Variety: “A raw, unsentimental masterpiece about pain, love, and addiction. Johnson disappears into the role.”
IndieWire: “Benny Safdie redefines the sports biopic, turning the cage into a confessional.”
Metacritic: 64, indicating generally favorable reviews, with critics divided on pacing but united in praise for performance and realism.
Summary: Critics call it immersive, painful, and transformative. While some find its detached tone cold, most agree it’s a masterclass in performance and realism—a brutal meditation on being human.
Reviews: Audiences divided but moved
IMDb Users: Rated 7.0/10, viewers praised Johnson’s emotional depth and the film’s authenticity, though some found the pacing slow and atmosphere heavy.
Letterboxd: Described as “a soul-crushing, hypnotic slow burn,” earning acclaim for emotional honesty and visual power.

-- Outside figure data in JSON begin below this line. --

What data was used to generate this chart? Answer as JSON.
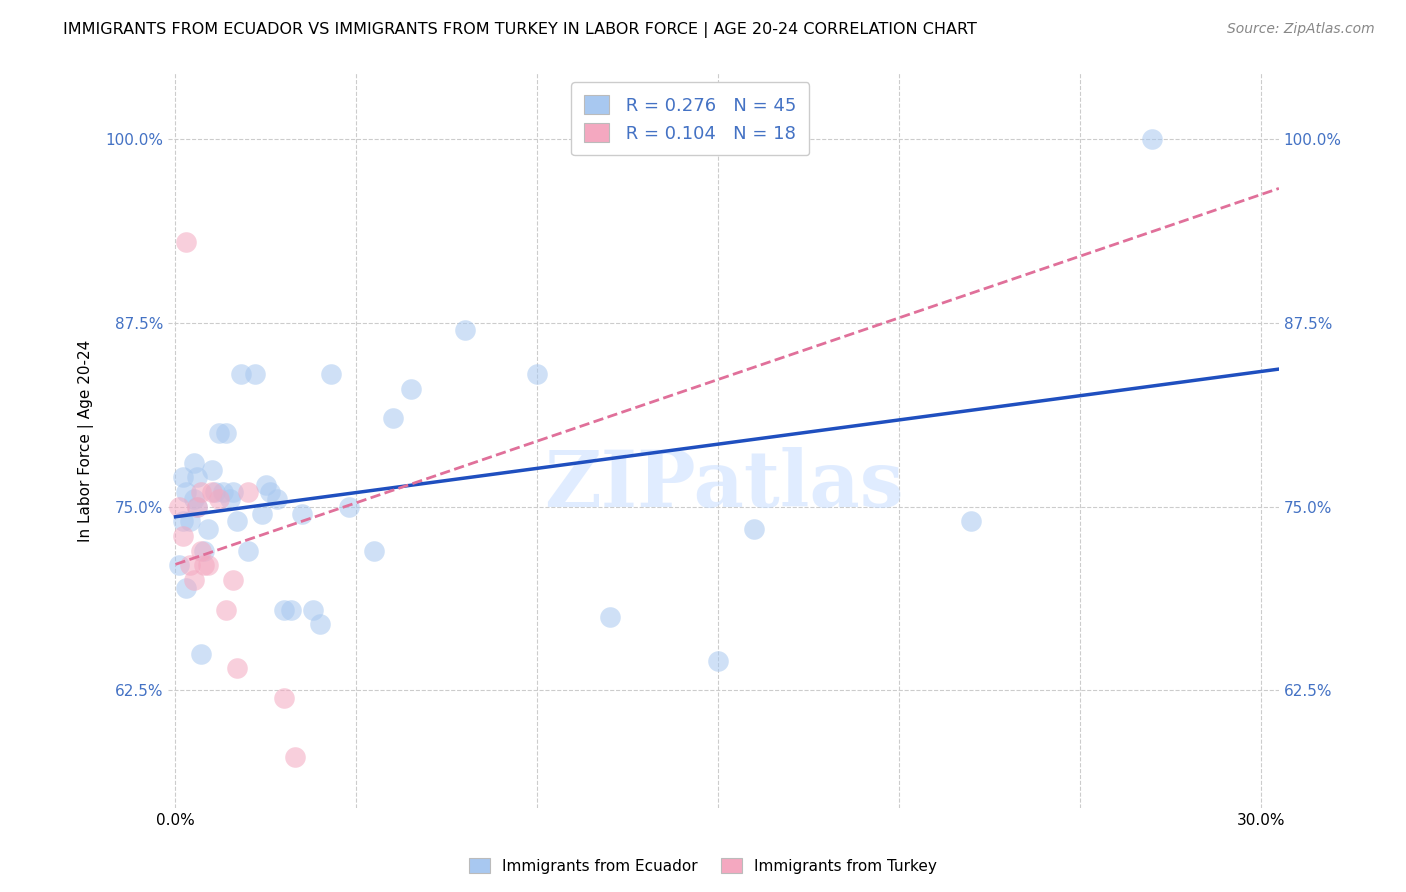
{
  "title": "IMMIGRANTS FROM ECUADOR VS IMMIGRANTS FROM TURKEY IN LABOR FORCE | AGE 20-24 CORRELATION CHART",
  "source": "Source: ZipAtlas.com",
  "ylabel_label": "In Labor Force | Age 20-24",
  "legend_label1": "Immigrants from Ecuador",
  "legend_label2": "Immigrants from Turkey",
  "r1": "0.276",
  "n1": "45",
  "r2": "0.104",
  "n2": "18",
  "xlim": [
    -0.002,
    0.305
  ],
  "ylim": [
    0.545,
    1.045
  ],
  "xticks": [
    0.0,
    0.05,
    0.1,
    0.15,
    0.2,
    0.25,
    0.3
  ],
  "yticks": [
    0.625,
    0.75,
    0.875,
    1.0
  ],
  "ytick_labels": [
    "62.5%",
    "75.0%",
    "87.5%",
    "100.0%"
  ],
  "xtick_labels": [
    "0.0%",
    "",
    "",
    "",
    "",
    "",
    "30.0%"
  ],
  "color_ecuador": "#A8C8F0",
  "color_turkey": "#F4A8C0",
  "trendline_color_ecuador": "#1F4FBF",
  "trendline_color_turkey": "#E0709A",
  "watermark": "ZIPatlas",
  "ecuador_x": [
    0.001,
    0.002,
    0.002,
    0.003,
    0.003,
    0.004,
    0.005,
    0.005,
    0.006,
    0.006,
    0.007,
    0.008,
    0.009,
    0.01,
    0.011,
    0.012,
    0.013,
    0.014,
    0.015,
    0.016,
    0.017,
    0.018,
    0.02,
    0.022,
    0.024,
    0.025,
    0.026,
    0.028,
    0.03,
    0.032,
    0.035,
    0.038,
    0.04,
    0.043,
    0.048,
    0.055,
    0.06,
    0.065,
    0.08,
    0.1,
    0.12,
    0.15,
    0.16,
    0.22,
    0.27
  ],
  "ecuador_y": [
    0.71,
    0.74,
    0.77,
    0.695,
    0.76,
    0.74,
    0.755,
    0.78,
    0.75,
    0.77,
    0.65,
    0.72,
    0.735,
    0.775,
    0.76,
    0.8,
    0.76,
    0.8,
    0.755,
    0.76,
    0.74,
    0.84,
    0.72,
    0.84,
    0.745,
    0.765,
    0.76,
    0.755,
    0.68,
    0.68,
    0.745,
    0.68,
    0.67,
    0.84,
    0.75,
    0.72,
    0.81,
    0.83,
    0.87,
    0.84,
    0.675,
    0.645,
    0.735,
    0.74,
    1.0
  ],
  "turkey_x": [
    0.001,
    0.002,
    0.003,
    0.004,
    0.005,
    0.006,
    0.007,
    0.007,
    0.008,
    0.009,
    0.01,
    0.012,
    0.014,
    0.016,
    0.017,
    0.02,
    0.03,
    0.033
  ],
  "turkey_y": [
    0.75,
    0.73,
    0.93,
    0.71,
    0.7,
    0.75,
    0.72,
    0.76,
    0.71,
    0.71,
    0.76,
    0.755,
    0.68,
    0.7,
    0.64,
    0.76,
    0.62,
    0.58
  ]
}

Audience sentiment: Viewers call it “intense but unforgettable,” admiring the courage to show a sports hero without polish or redemption.
Summary: Viewers see The Smashing Machine as more experience than entertainment—one that lingers long after the lights go up.
Release Date on Streaming: Early 2026
Following its theatrical run, The Smashing Machine is expected to stream on Max and A24’s platform by February 2026, capitalizing on awards season buzz.
Movie Trend: The fall of the sports hero
The film joins the movement redefining the sports biopic as psychological art, where triumph is irrelevant and the body becomes a battlefield for identity. Like The Wrestler and Foxcatcher, it explores the darkness beneath athletic glory—an emotional knockout for fans of realism.
Social Trend: Redefining masculinity and vulnerability
The Smashing Machine reflects society’s shift toward emotional transparency in men’s mental health and addiction narratives. It dismantles the myth of indestructible masculinity, replacing it with honesty, empathy, and the understanding that real strength begins when one stops pretending to be strong.
Final Verdict: Unflinching, intimate, and unforgettable
The Smashing Machine is a devastating and masterful dive into the fragility of strength. With Benny Safdie’s fearless direction and Dwayne Johnson’s career-best performance, it turns pain into poetry and brutality into revelation.Verdict: A visceral, emotionally charged masterpiece that redefines the sports biopic—one that hits harder outside the ring than inside it.